Mucho le cuesta a Capricornio desarrollar y construir su imagen personal como para tirarla por la borda así como así. Su manera de relacionarse suele dejar un regustillo amargo: sin duda, Capricornio sabe ser cordial, educado o incluso gracioso, pero siempre dará la impresión de estar muy alejado de la frescura y la espontaneidad que tan bien caen. No es que Capricornio siempre sea asi, pero probablemente alguna vez en su vida lo haya sido. La experiencia no pasa en vano para el nativo de este signo que no cesa de recoger información para así poder incorporar las mejores coletillas y actitudes a su insaciable saco de personalidad. No es de extrañar que con la edad este nativo vaya mejorando a marchas forzadas. Simplemente saber que se tiene gran parte del duro camino recorrido y asimilado le llena de la jovialidad y la alegría que tanta falta hacen al signo.

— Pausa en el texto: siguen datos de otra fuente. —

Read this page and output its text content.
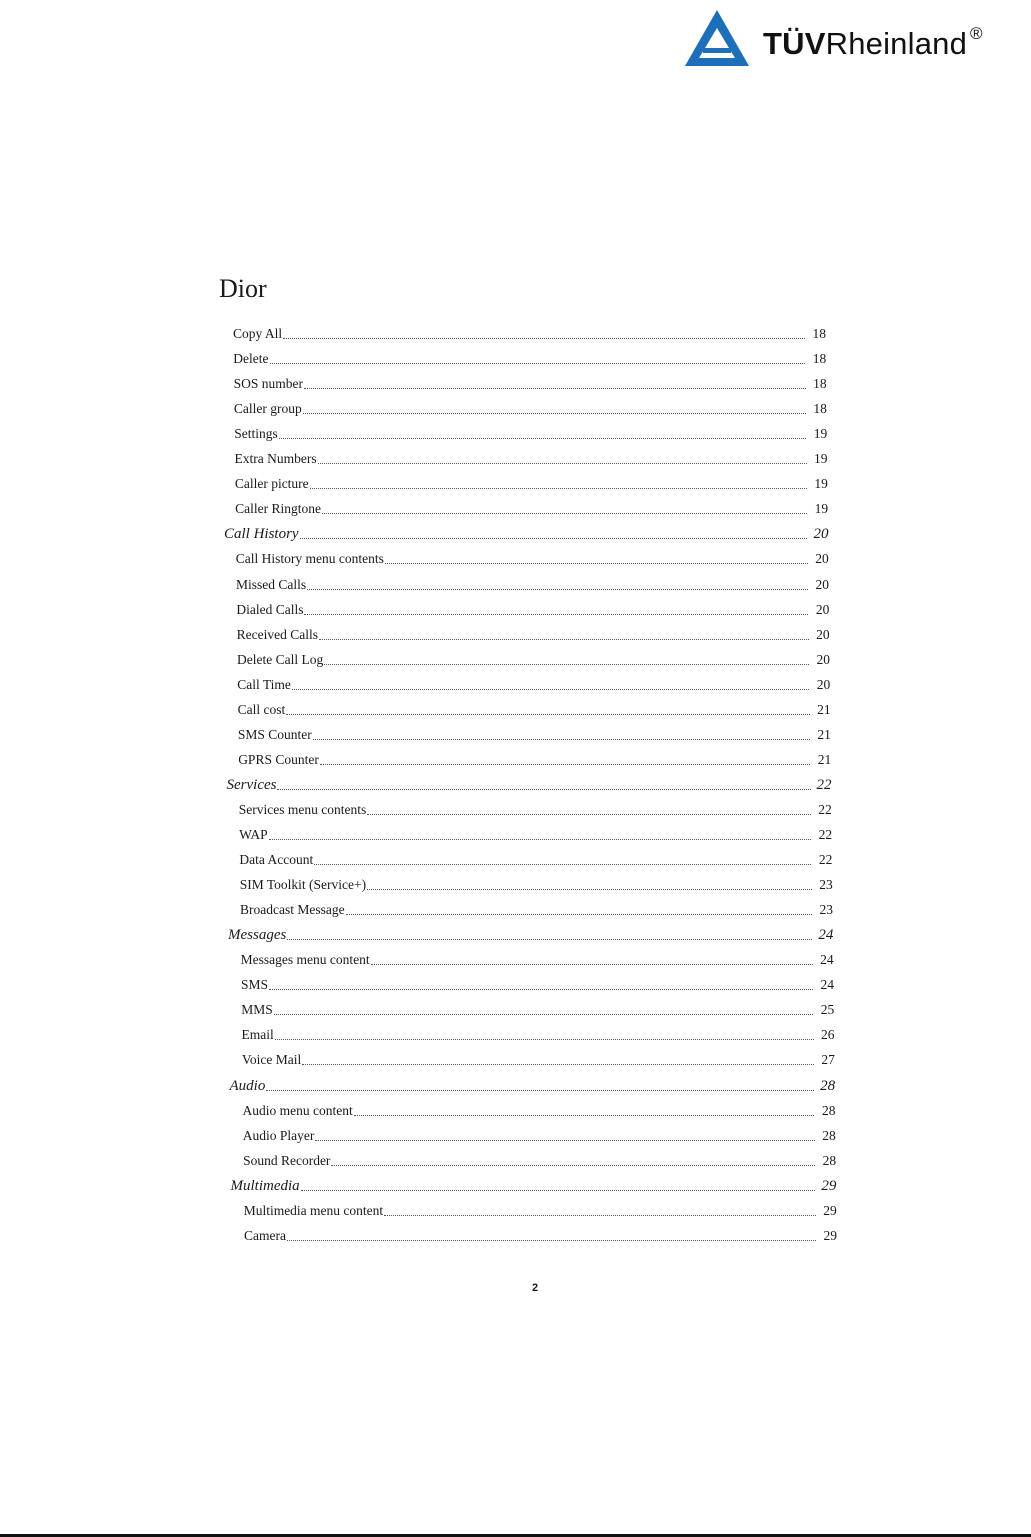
TÜVRheinland ®
Dior
Copy All	18
Delete	18
SOS number	18
Caller group	18
Settings	19
Extra Numbers	19
Caller picture	19
Caller Ringtone	19
Call History	20
Call History menu contents	20
Missed Calls	20
Dialed Calls	20
Received Calls	20
Delete Call Log	20
Call Time	20
Call cost	21
SMS Counter	21
GPRS Counter	21
Services	22
Services menu contents	22
WAP	22
Data Account	22
SIM Toolkit (Service+)	23
Broadcast Message	23
Messages	24
Messages menu content	24
SMS	24
MMS	25
Email	26
Voice Mail	27
Audio	28
Audio menu content	28
Audio Player	28
Sound Recorder	28
Multimedia	29
Multimedia menu content	29
Camera	29
2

Una de las lecciones que más le costará aprender a la Cabra es aquella que le puede enseñar a dar aquello que tanto ansia recibir. Por lo general, y por muy amigo que sea de una persona, hay ciertas cosas que Capricornio no puede compartir y eso es un peso muerto que en numerosas ocasiones entorpece las relaciones con los demás. A base de no perder la paciencia y de escrutar sus propios actos, el nativo de este signo encontrará la clave de su éxito a través del intercambio y de una superficial y somera generosidad con la que conseguirá que se desvanezcan las tensiones que encierran a las personas dentro de su torre de marfil.
Capricornio es un signo lento que necesita tomarse su tiempo para poder alcanzar una posición de la cual se sienta en parte satisfecho. A partir de ese momento el nativo del signo deberá poner toda su atención en pulir sus defectos de cara a lo demás, como son la falta de flexibilidad, incredulidad, frialdad y una fuerte dosis de circunspección. De esta manera conseguirá deslumhrar y atraer con su brillo las atenciones que tanto añora de los demás.